American painter and silent film art director (1890–1974

Milton Menasco (January 22, 1890 – June 7, 1974) was an American painter of horses and art director of silent films. A native of Los Angeles, he lived in Kentucky for 26 years.

==Early life==
He was born in 1890 in Los Angeles, California.

==Career==
Menasco began his art career in the early days of Hollywood, when his "blood and thunder" posters enticed movie fans into theaters to watch the first silent pictures. He was commissioned to do mural paintings at the Palace of Fine Arts in San Francisco for the World's Fair in 1915.

His vivid use of colors and graphics won him recognition in Hollywood, where he worked on 33 films—29 times as art director and twice as set director.

In 1925, he was the architecture and set director for the original film based on Sir Arthur Conan Doyle's The Lost World. This film received accolades for its innovative art direction and special effects. To quote one review in the NewTimes: "And while Harry O. Hoyt is credited as director, a host of fellow auteurs must take credit for Lost World's still impressive thrills, especially the effects work of Willis O'Brien (who would later animate King Kong in 1933) and the wild set design from Milton Menasco." A complete list of Menasco's film credits is given here.

In 1925, Menasco went to New York City as art director for a filmmaking company and turned to advertising. He also painted portraits and water colors of horses and ships during this time which he sold in the city's galleries.
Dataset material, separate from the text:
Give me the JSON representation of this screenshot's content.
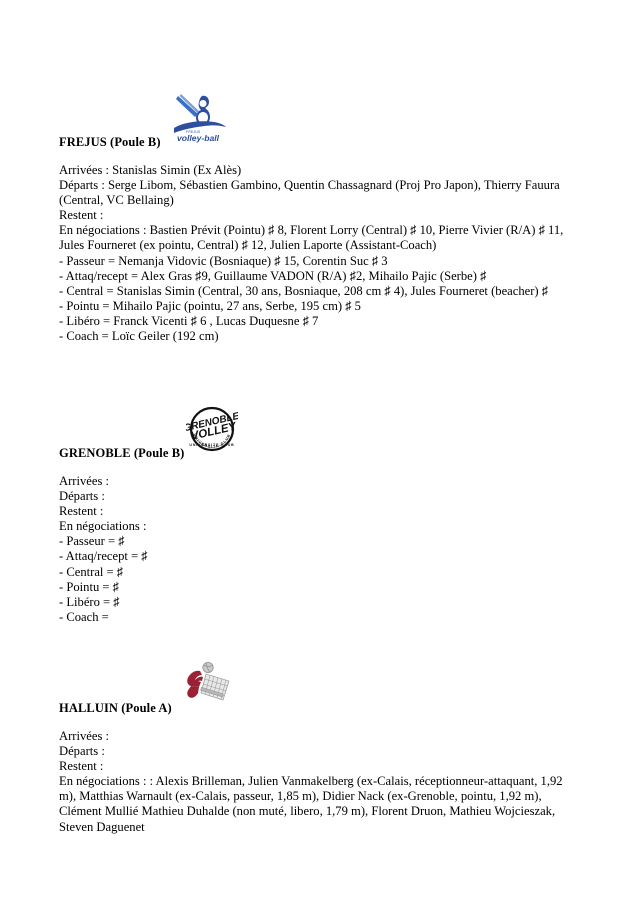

During World War II, Life magazine commissioned him to draw air and sea battles to chronicle the war in Europe and in the Pacific Theater.

After the war, Menasco moved to Kentucky to devote himself entirely to his real love, horse portraiture. Here he painted the equine racing greats of the nation and helped with art direction at the Thoroughbred Record and Sporting News. He and his wife purchased a farm where an old brick house built in the 18th century served for many years as his studio.

Horsemen admired the richness and feeling reflected in Menasco's paintings, and his clients included John Hay Whitney, Isabel Dodge Sloane, President Ronald Reagan and Allaire du Pont. One of his first large paintings was for Lucille Markey depicting nine of her horses at Calumet Farm, including Citation, Coaltown and others grouped in the track with exercise boys up. Menasco also painted Secretariat for owner Penny Chenery.

In 1953, Menasco painted the broodmare La Troienne in a work entitled La Troienne and Her Foals: Eighteen Vignettes and One Painting Together in One Frame for John Whitney. The painting was exhibited at the New York Metropolitan Museum of Art and the National Museum of Racing and Hall of Fame in Saratoga Springs, New York. In 1999, it sold from the estate of Betsey Cushing Roosevelt Whitney through Sotheby's auction house for £74,000 (c. US$120,000).

In 1957, Menasco painted Doubledogdare and Delta for Arthur B. Hancock, Jr. The artist explained that although the actual painting had taken him about three months to complete, "behind it goes all the training, study and experience of my life."

A distinguishing mark of Menasco's paintings is the detail to sky and landscape backgrounds. A perfect example of this detail is apparent in Nashua, with Eddie Arcaro up, painted by Menasco at Hialeah Park for Leslie Combs II. The background shows the track and a ring of palm trees.

==Death==
Milton Menasco died in 1974 of a heart attack at his farm in Versailles, Kentucky.